Thereafter, phenol produced while gradually reducing the pressure of the reaction system was removed from the system, and the reaction was terminated at a maximum of 215 ° C. and 4 mmHg, and 70 parts by weight of isosorbide and 30 parts by weight of 1,4-butanediol were added. 83.2 g of a polycarbonate copolymer (3) was obtained.
The obtained polycarbonate copolymer (3) had Mw = 31,000 and a glass transition temperature = 95 ° C. The obtained polycarbonate copolymer (3) was molded in the same manner as in Example 1 and measured. The results are shown in Table 1. Melt fluidity was good and could be processed without any problems

[Comparative Example 1]
In the same reaction apparatus as in Example 1, 14.6 g (0.1 mol) of isosorbide, 0.133 g (0.00133 mol) of cyclohexanol, 79.1 g of pyridine, and 50 g of 1,2-dichloroethane were charged. The reaction was carried out in the same manner while adding dropwise a solution of 83 g (0.05 mol) and 1,2-dichloroethane 50 g. After completion of the reaction, the same treatment was carried out to obtain 15.3 g of isosorbide homopolycarbonate resin (4).
The resulting isosorbide homopolycarbonate resin (4) had a Mw of 116,000 and a glass transition temperature of 166 ° C.
An attempt was made to mold the resulting isosorbide homopolycarbonate resin (4), but the melt flowability was poor and it was cracked during molding, so it could not be molded and measurement was impossible.

The polycarbonate copolymer of the present invention has excellent heat resistance, is suitable for optical disk substrates, containers and packaging materials, and can be used as an alternative to general-purpose resins.

Claims (6)

General formula (1)

(In the general formula (1), X ₁ and X ₂ are O, N—R 7 and S, and may be the same or different. R 1 and R 2 are alkylene chains having 1 to 10 carbon atoms. R3 to R7 may be a hydrogen atom or an alkyl group having 1 to 10 carbon atoms, a cycloalkyl group, or a phenyl group, and the alkyl group may be linear or branched, An alicyclic polycarbonate unit (a) represented by a cycloalkyl group and a phenyl group may have a substituent; and
General formula (2)

(In General Formula (2), R8 is an alkylene group or aralkyl group having 2 to 10 carbon atoms, which may be linear, branched or may contain a cyclic structure) (b) A transparent heat-resistant molded article comprising a polycarbonate copolymer having a weight average molecular weight of 5,000 to 200,000. 2. The polycarbonate according to claim 1, wherein the composition ratio of the alicyclic polycarbonate unit (a) and the aliphatic polycarbonate unit (b) is (a) / (b) = 90 / 10-30 / 70% by weight. A transparent molded body made of a copolymer. General formula (3)
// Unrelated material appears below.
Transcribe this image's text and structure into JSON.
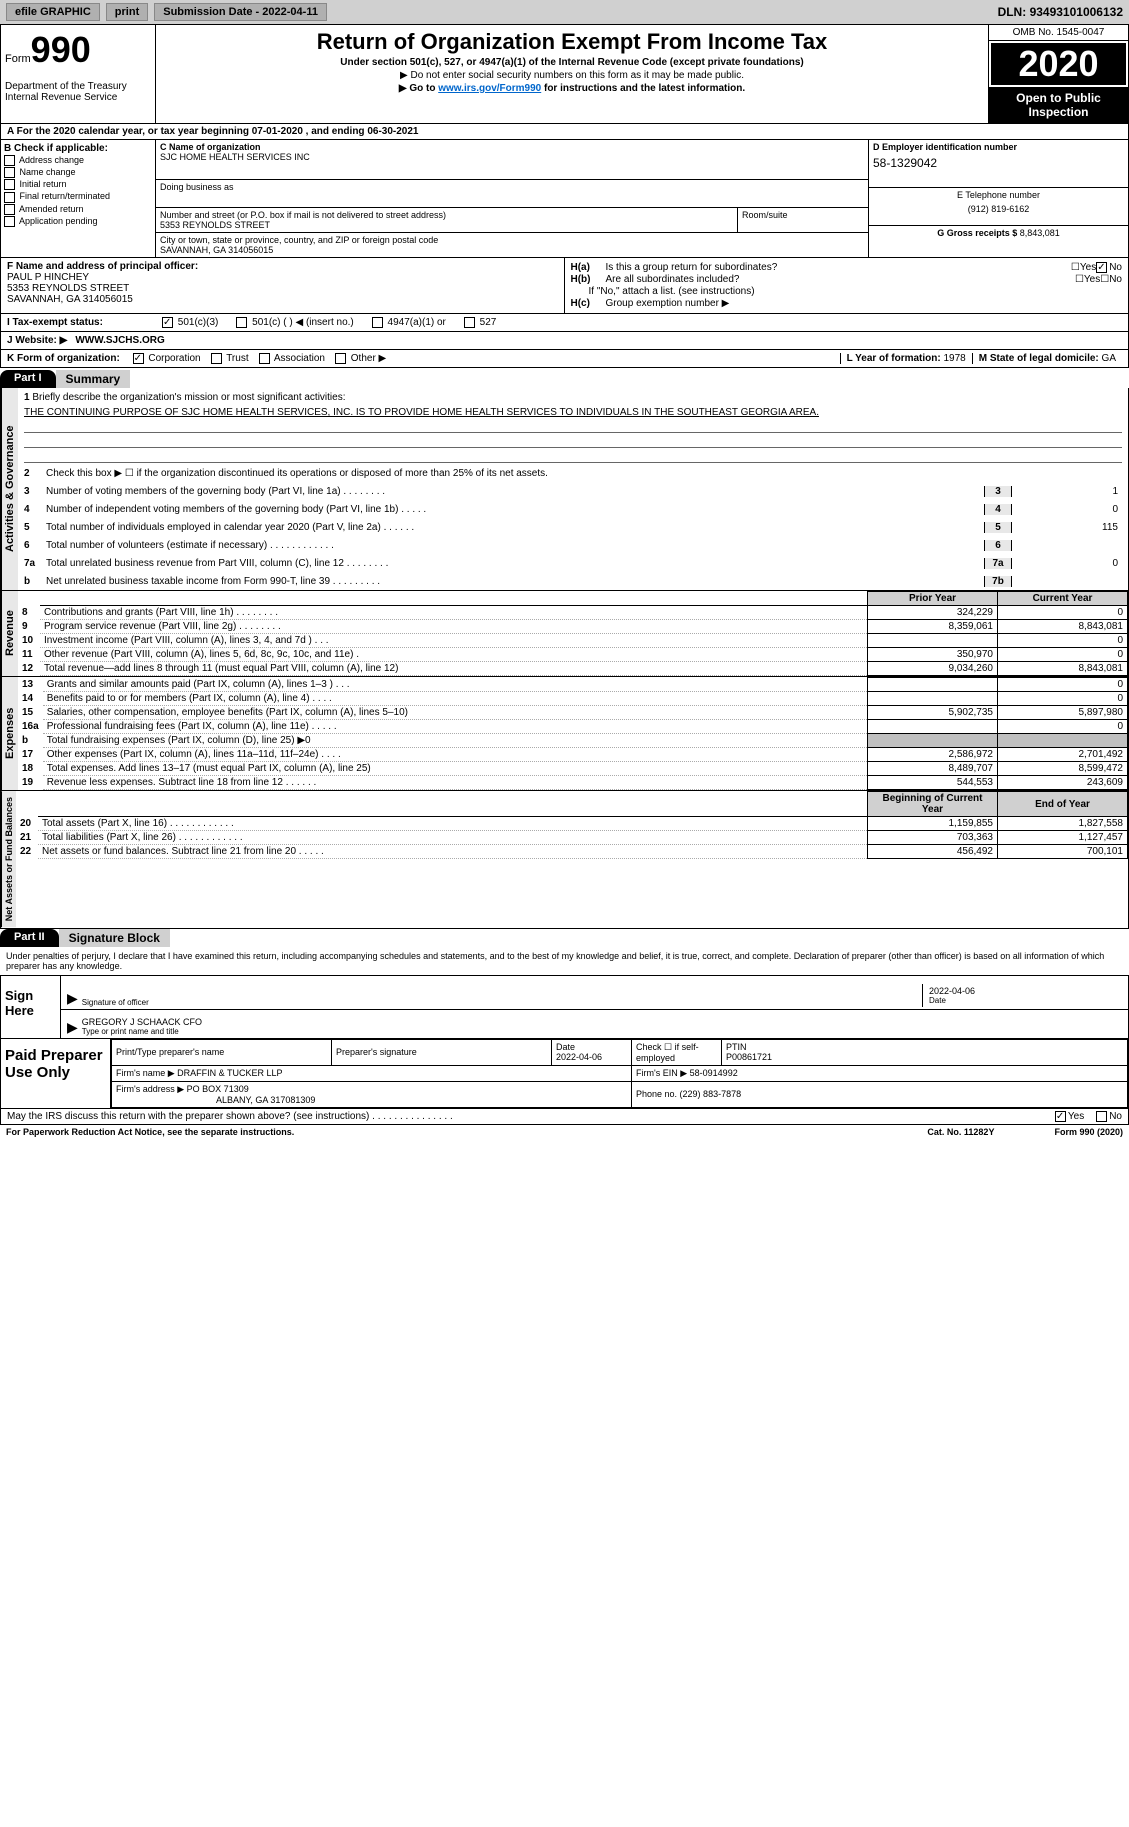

(In General Formula (3), X ₁ and X ₂ are O, N—R 7 and S, which may be the same or different. R 1 and R 2 are alkylene chains having 1 to 10 carbon atoms. R3 to R7 may be a hydrogen atom or an alkyl group having 1 to 10 carbon atoms, a cycloalkyl group, or a phenyl group, and the alkyl group may be linear or branched, An alicyclic dihydric alcohol (A) represented by a cycloalkyl group or a phenyl group may have a substituent;
General formula (4)

(In the general formula (4), R8 is an aliphatic dihydric alcohol represented by a C2-C10 alkylene group or aralkyl group which may be linear, branched or may contain a cyclic structure) 2. A transparent heat-resistant molded article comprising a polycarbonate copolymer according to claim 1, which is produced from B) and a carbonate precursor. An optical disk substrate comprising the transparent heat-resistant molded article according to claim 1. A sheet comprising the transparent heat-resistant molded article according to claim 1. A container comprising the transparent heat-resistant molded article according to claim 1.